There is, however, a risk, which is that I can never fully command how others read my images or, for that matter, the staged body of any woman. Where are bodies staged? In theaters. My final image, Manifesto (2018; fig. 10), is part of a portfolio of theater interiors that show that I will always step into the image, and with this gesture, I complicate the scene. This image is my reminder to myself to be defiant. I engage with theory, but I do not rescind certain pleasures. I do not turn in, hand back, or give up my exhibitionism. My performance of the self, my production techniques, and my consumption methods—the frisson of visual pleasure—is my method, and I am not going to stop investigating bodily display, feminine performance, or visual pleasure any time soon.

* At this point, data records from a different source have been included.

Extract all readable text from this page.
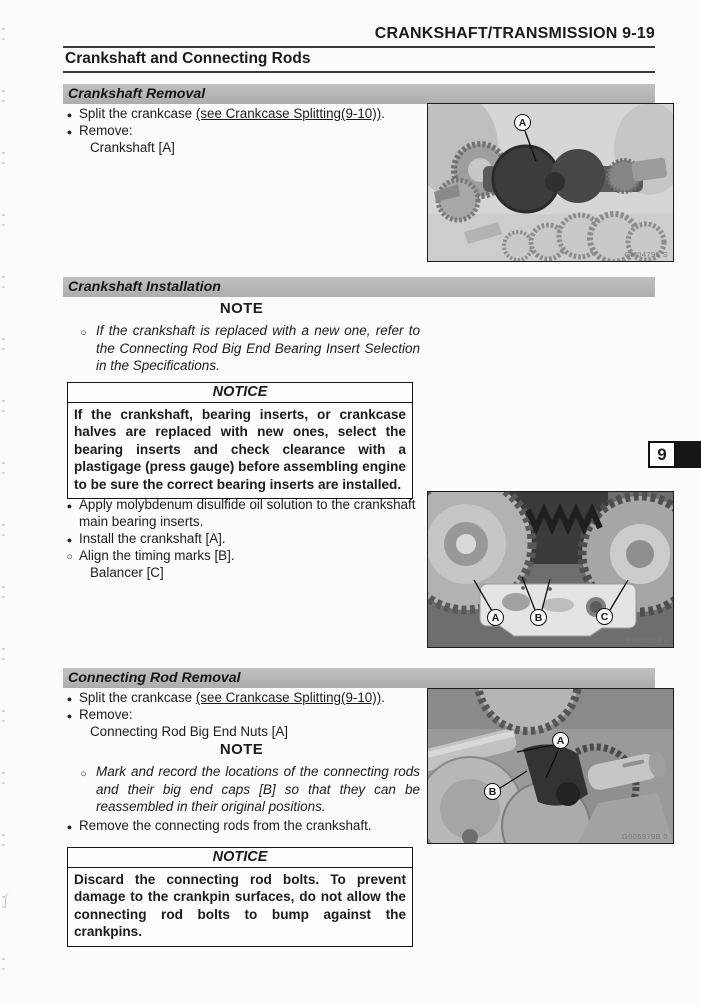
CRANKSHAFT/TRANSMISSION 9-19
Crankshaft and Connecting Rods
Crankshaft Removal
●
Split the crankcase (see Crankcase Splitting(9-10)).
●
Remove:
Crankshaft [A]
A
GM04796 S
Crankshaft Installation
NOTE
○
If the crankshaft is replaced with a new one, refer to the Connecting Rod Big End Bearing Insert Selection in the Specifications.
NOTICE
If the crankshaft, bearing inserts, or crankcase halves are replaced with new ones, select the bearing inserts and check clearance with a plastigage (press gauge) before assembling engine to be sure the correct bearing inserts are installed.
●
Apply molybdenum disulfide oil solution to the crankshaft main bearing inserts.
●
Install the crankshaft [A].
○
Align the timing marks [B].
Balancer [C]
A	B	C
GM04104 J
Connecting Rod Removal
●
Split the crankcase (see Crankcase Splitting(9-10)).
●
Remove:
Connecting Rod Big End Nuts [A]
NOTE
○
Mark and record the locations of the connecting rods and their big end caps [B] so that they can be reassembled in their original positions.
●
Remove the connecting rods from the crankshaft.
NOTICE
Discard the connecting rod bolts. To prevent damage to the crankpin surfaces, do not allow the connecting rod bolts to bump against the crankpins.
A
B
G005879B 0
9
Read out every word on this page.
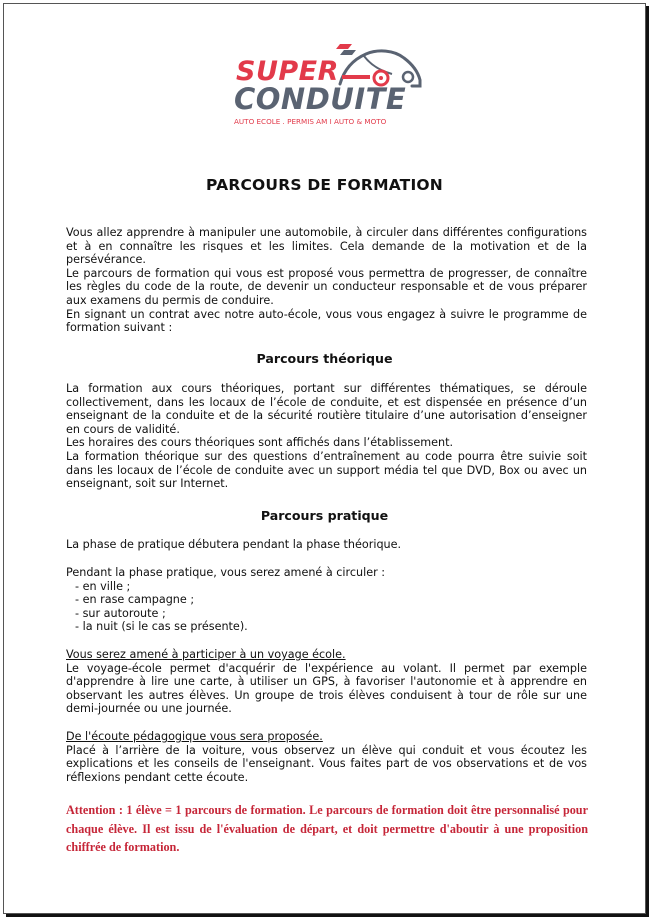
SUPER
CONDUITE
AUTO ECOLE . PERMIS AM I AUTO & MOTO
PARCOURS DE FORMATION

Vous allez apprendre à manipuler une automobile, à circuler dans différentes configurations et à en connaître les risques et les limites. Cela demande de la motivation et de la persévérance.

Le parcours de formation qui vous est proposé vous permettra de progresser, de connaître les règles du code de la route, de devenir un conducteur responsable et de vous préparer aux examens du permis de conduire.

En signant un contrat avec notre auto-école, vous vous engagez à suivre le programme de formation suivant :

Parcours théorique

La formation aux cours théoriques, portant sur différentes thématiques, se déroule collectivement, dans les locaux de l’école de conduite, et est dispensée en présence d’un enseignant de la conduite et de la sécurité routière titulaire d’une autorisation d’enseigner en cours de validité.

Les horaires des cours théoriques sont affichés dans l’établissement.

La formation théorique sur des questions d’entraînement au code pourra être suivie soit dans les locaux de l’école de conduite avec un support média tel que DVD, Box ou avec un enseignant, soit sur Internet.

Parcours pratique

La phase de pratique débutera pendant la phase théorique.

Pendant la phase pratique, vous serez amené à circuler :

- en ville ;
- en rase campagne ;
- sur autoroute ;
- la nuit (si le cas se présente).

Vous serez amené à participer à un voyage école.

Le voyage-école permet d'acquérir de l'expérience au volant. Il permet par exemple d'apprendre à lire une carte, à utiliser un GPS, à favoriser l'autonomie et à apprendre en observant les autres élèves. Un groupe de trois élèves conduisent à tour de rôle sur une demi-journée ou une journée.

De l'écoute pédagogique vous sera proposée.

Placé à l’arrière de la voiture, vous observez un élève qui conduit et vous écoutez les explications et les conseils de l'enseignant. Vous faites part de vos observations et de vos réflexions pendant cette écoute.

Attention : 1 élève = 1 parcours de formation. Le parcours de formation doit être personnalisé pour chaque élève. Il est issu de l'évaluation de départ, et doit permettre d'aboutir à une proposition chiffrée de formation.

Photograph of a woman in a short blue-and-gold costume doing a headstand on an empty stage, in front of a spotlight red curtain.
Fig. 10. Fig. 10. Alison J Carr, Manifesto, 2018. Giclée photograph, 30 x 30 cm. Image by the artist

Cite this article: Alison J Carr, “Woman As Image,” in “Producing and Consuming the Image of the Female Artist,” In the Round, ed. Ellery E. Foutch, Panorama: Journal of the Association of Historians of American Art 9, no. 1 (Spring 2023),


  1. Laura Mulvey, “Visual Pleasure and Narrative Cinema” (1975), in Visual and Other Pleasures, 2nd ed. (Basingstoke: Palgrave Macmillan 2009): 14–27.
  2. Among these is, for example, my collaboration with Ellery Foutch for this essay; see also Alison J Carr, “The Stripper,” in The Routledge Companion to Media, Sex and Sexuality, edited by Clarissa Smith, Feona Attwood, Brian McNair (London: Routledge, 2017), pp. 362-370; Alison J Carr, “Felicity Means Happiness” (short film), Blackpool, Glasgow & Sheffield, 2018.
  3. Mulvey, “Visual Pleasure and Narrative Cinema,” 19.
  4. Alison J Carr, Viewing Pleasure and Being A Showgirl: How Do I Look? (London: Routledge, 2018).
  5. Gilda, directed by Charles Vidor (Columbia Pictures, 1946).
  6. Judith Butler, Undoing Gender (New York: Routledge, 2004).
  7. Jacki Willson, The Happy Stripper: Pleasures and Politics of the New Burlesque (London: I. B. Tauris, 2007).
  8. John Fleming and Hugh Honour, A World History of Art, 3rd ed. (London: Laurence King, 1991).
  9. This echoes what I note about Gilda: she is a positive presence, not an absence.